Man City affiliates removed 20 youth importance:
2024 - 141.5
2025 - 126
2026 - 121.5
2027 - 107.5
Normal Man City test
2024: 144, 3.5 star, Aston Villa 134
2025: 126, 2 star, Aston Villa 144
2026: 102, 1 star, Arsenal 113, Aston Villa 133.5
2027: 94.5, 0.5 star, Arsenal 124.5, Aston Villa 124
2028: 119.5, 3 star, Arsenal 122.5, Aston Villa 121
2029: 112, 2 star, Arsenal 103, Aston Villa 126
2030: 103.5, 2 star, Arsenal 120, Aston Villa 125
2031: 120.5, 2.5 star, Arsenal 123, Aston Villa 134
Average: 115.25, Aston Villa 130.1875
Normal Aston Villa test
2024: 136.5, 5 star, Man City 132
2025: 129, 3 star, Man City 138
2026: 90, 0.5 star, Man City 121
2027: 99.5, 3 star, Man City 140
2028: 120, 3 star, Man City 120
2029: 110.5, 3 star, Man City 122
2030: 106.5, 1.5 star, Man City 123
2031: 113.5, 2.5 star, Man City 135
Average: 113.1875, Man City 128.875
Forest Green (league 2) non-player: 70, 91.5
Forest Green player: 52 (note: was 0.5 star)
Exeter (league 2) non-player: 107, 108
Exeter player: 80, 79
Overall this is a relief, because it seems to be the case that the median of all non-player teams doesn't decline or go all over the place in subsequent years. That median variation of -/+ ~10 is normal if you're unfamiliar.
It's only the player team that is affected. And this seems to be consistent across different division levels/club quality.
It's not about existing youth players affecting things, I tested that, and the AI's median remaining unaffected which I found out later is further proof of this.

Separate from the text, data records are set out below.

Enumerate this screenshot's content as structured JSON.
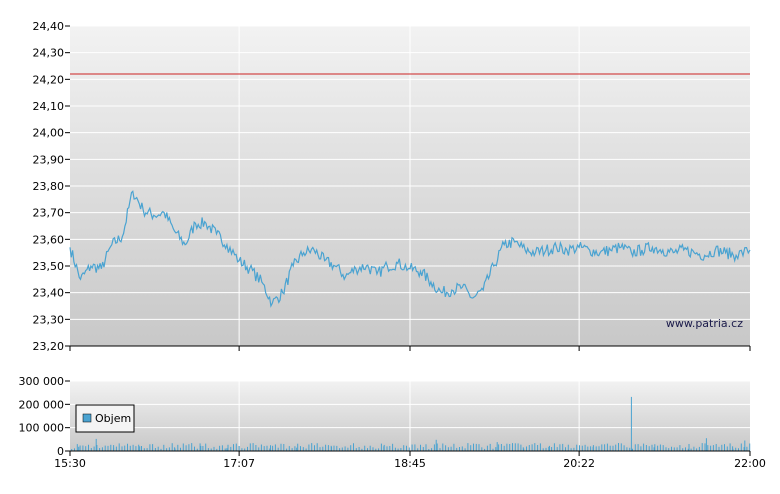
{
  "watermark": "www.patria.cz",
  "colors": {
    "price_line": "#4aa3d1",
    "reference_line": "#cc2222",
    "volume_bar": "#4aa3d1",
    "legend_swatch": "#4aa3d1",
    "gridline": "#ffffff",
    "plot_bg_top": "#f2f2f2",
    "plot_bg_bottom": "#c8c8c8"
  },
  "chart_data": [
    {
      "type": "line",
      "name": "price",
      "ylim": [
        23.2,
        24.4
      ],
      "yticks": [
        23.2,
        23.3,
        23.4,
        23.5,
        23.6,
        23.7,
        23.8,
        23.9,
        24.0,
        24.1,
        24.2,
        24.3,
        24.4
      ],
      "ytick_labels": [
        "23,20",
        "23,30",
        "23,40",
        "23,50",
        "23,60",
        "23,70",
        "23,80",
        "23,90",
        "24,00",
        "24,10",
        "24,20",
        "24,30",
        "24,40"
      ],
      "reference_value": 24.22,
      "x_domain_minutes": [
        930,
        1320
      ],
      "xgrid_minutes": [
        1027,
        1125,
        1222
      ],
      "x": [
        "15:30",
        "15:36",
        "15:42",
        "15:48",
        "15:54",
        "16:00",
        "16:06",
        "16:12",
        "16:18",
        "16:24",
        "16:30",
        "16:36",
        "16:42",
        "16:48",
        "16:54",
        "17:00",
        "17:07",
        "17:13",
        "17:20",
        "17:26",
        "17:32",
        "17:38",
        "17:44",
        "17:50",
        "17:56",
        "18:02",
        "18:08",
        "18:14",
        "18:20",
        "18:26",
        "18:32",
        "18:38",
        "18:45",
        "18:51",
        "18:57",
        "19:03",
        "19:09",
        "19:15",
        "19:21",
        "19:27",
        "19:33",
        "19:39",
        "19:45",
        "19:51",
        "19:57",
        "20:03",
        "20:09",
        "20:15",
        "20:22",
        "20:28",
        "20:34",
        "20:40",
        "20:46",
        "20:52",
        "20:58",
        "21:04",
        "21:10",
        "21:16",
        "21:22",
        "21:28",
        "21:34",
        "21:40",
        "21:46",
        "21:52",
        "22:00"
      ],
      "y": [
        23.57,
        23.45,
        23.5,
        23.49,
        23.58,
        23.61,
        23.78,
        23.71,
        23.69,
        23.7,
        23.63,
        23.58,
        23.66,
        23.66,
        23.62,
        23.58,
        23.52,
        23.49,
        23.44,
        23.36,
        23.4,
        23.5,
        23.55,
        23.56,
        23.52,
        23.5,
        23.46,
        23.49,
        23.5,
        23.47,
        23.5,
        23.51,
        23.49,
        23.48,
        23.44,
        23.4,
        23.41,
        23.42,
        23.38,
        23.41,
        23.5,
        23.58,
        23.59,
        23.56,
        23.55,
        23.56,
        23.57,
        23.56,
        23.57,
        23.56,
        23.55,
        23.56,
        23.57,
        23.55,
        23.56,
        23.57,
        23.56,
        23.55,
        23.56,
        23.55,
        23.54,
        23.56,
        23.55,
        23.54,
        23.56
      ]
    },
    {
      "type": "bar",
      "name": "volume",
      "legend": "Objem",
      "ylim": [
        0,
        300000
      ],
      "yticks": [
        0,
        100000,
        200000,
        300000
      ],
      "ytick_labels": [
        "0",
        "100 000",
        "200 000",
        "300 000"
      ],
      "xtick_labels": [
        "15:30",
        "17:07",
        "18:45",
        "20:22",
        "22:00"
      ],
      "x_domain_minutes": [
        930,
        1320
      ],
      "xgrid_minutes": [
        1027,
        1125,
        1222
      ],
      "bars": [
        [
          935,
          18000
        ],
        [
          945,
          52000
        ],
        [
          955,
          14000
        ],
        [
          970,
          20000
        ],
        [
          990,
          16000
        ],
        [
          1005,
          22000
        ],
        [
          1020,
          12000
        ],
        [
          1045,
          25000
        ],
        [
          1060,
          14000
        ],
        [
          1080,
          18000
        ],
        [
          1110,
          20000
        ],
        [
          1140,
          48000
        ],
        [
          1175,
          38000
        ],
        [
          1190,
          16000
        ],
        [
          1205,
          22000
        ],
        [
          1230,
          18000
        ],
        [
          1252,
          232000
        ],
        [
          1265,
          16000
        ],
        [
          1285,
          30000
        ],
        [
          1295,
          55000
        ],
        [
          1310,
          20000
        ],
        [
          1317,
          45000
        ]
      ]
    }
  ]
}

I thought maybe what's causing it is the manager itself, specifically either the reputation or the player & youngster knowledge of the human manager. But changing those attributes didn't seem to make a difference.
I think that the median being normal in the first year might be a clue as to what's causing it.
(templates:115 CA average)
So does this mean I can set all the aforementioned attributes to 1 in this template?
Or does it mean those attributes were lowered to 1 and other attributes were raised?
Please let me know if there are any templates with a lower CA.
Yes, you'll be fine with players that have '1' in those attributes.
I recommend using my genie scout rating file, it will find you the most CA-efficient players.